Fred R. Klenner And His Vitamin C Treatment of Polio

Recently I came across some of the work by Fred R. Klenner, a physician in North Carolina in the 1940s who worked on treating illnesses with vitamin C megadoses.

He published a paper titled “The Treatment of Poliomyelitis and Other Virus Diseases with Vitamin C” in the Southern Medicine & Surgery, Volume 111, Number 7, July, 1949, pp. 209-214, discussing some of his work.

In this paper Dr. Klenner states:

In the poliomyelitis epidemic in North Carolina in 1948, 60 cases of this disease came under our care. These patients presented all or almost all of these signs and symptoms: Fever of 101 to 104.6, headache, pain at the back of the eyes, conjunctivitis, scarlet throat; pain between the shoulders, the back of the neck, one or more extremity, the lumbar back; nausea, vomiting and constipation. In 15 of these cases the diagnosis was confirmed by lumbar puncture; the cell count ranging from 33 to 125. Eight had been in contact with a proven case; two of this group received spinal taps. Examination of the spinal fluid was not carried out in others for the reasons: (1) Flexner and Amoss had warned that “simple lumbar puncture attended with even very slight hemorrhage opens the way for the passage of the virus from the blood into the central nervous system and thus promotes infection.” (2) A patient presenting all or almost all of the above signs and symptoms during an epidemic of poliomyelitis must be considered infected with this virus. (3) Routine lumbar puncture would have made it obligatory to report each case as diagnosed to the health authorities. This would have deprived myself of valuable clinical material and the patients of most valuable therapy, since they would have been removed to a receiving center in a nearby town.”

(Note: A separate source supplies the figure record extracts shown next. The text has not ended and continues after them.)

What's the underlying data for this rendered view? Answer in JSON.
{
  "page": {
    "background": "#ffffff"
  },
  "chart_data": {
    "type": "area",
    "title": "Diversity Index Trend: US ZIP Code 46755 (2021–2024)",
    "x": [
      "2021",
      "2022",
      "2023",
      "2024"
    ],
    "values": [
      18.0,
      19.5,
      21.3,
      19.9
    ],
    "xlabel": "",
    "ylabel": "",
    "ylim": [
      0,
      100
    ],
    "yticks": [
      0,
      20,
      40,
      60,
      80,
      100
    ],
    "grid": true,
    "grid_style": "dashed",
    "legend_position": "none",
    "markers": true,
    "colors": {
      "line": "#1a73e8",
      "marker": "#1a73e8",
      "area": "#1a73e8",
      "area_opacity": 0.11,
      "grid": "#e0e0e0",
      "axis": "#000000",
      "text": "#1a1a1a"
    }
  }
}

The treatment employed was vitamin C in massive doses. It was given like any other antibiotic every two to four hours. The initial dose was 1000 to 2000 mg., depending on age. Children up to four years received the injections intramuscularly. Since laboratory facilitates for whole blood and urine determinations of the concentration of vitamin C were not available, the temperature curve was adopted as the guide for additional medication. The rectal temperature was recorded every two hours. No temperature response after the second hour was taken to indicate the second 1000 or 2000 mg. If there was a drop in fever after two hours, two more hours was allowed before the second dose. This schedule was followed for 24 hours. After this time the fever was consistently down, so the drug was given 1000 to 2000 mg. every six hours for the next 48 hours. All patients were clinically well after 72 hours. After three patients had a relapse the drug was continued for at least 48 hours longer — 1000 to 2000 mg. every eight to 12 hours. Where spinal taps were performed, it was the rule to find a reversion of the fluid to normal after the second day of treatment.”

“For patients treated in the home the dose schedule was 2000 mg. by needle every six hours, supplemented by 1000 to 2000 mg. every two hours by mouth. The tablet was crushed and dissolved in fruit juice. All of the natural “C” in fruit juice is taken up by the body; this made us expect catalytic action from this medium. Rutin, 20 mg., was used with vitamin C by mouth in a few cases, instead of the fruit juice. Hawley and others have shown that vitamin C taken by mouth will show its peak of excretion in the urine in from four to six hours. Intravenous administration produces this peak in from one to three hours. By this route, however, the concentration in the blood is raised so suddenly that a transitory overflow into the urine results before the tissues are saturated. Some authorities suggest that the subcutaneous method is the most conservative in terms of vitamin C loss, but this factor is overwhelmingly neutralized by the factor of pain inflicted.”

Unfortunately on the wikipedia article on polio none of Dr. Klenners work is addressed.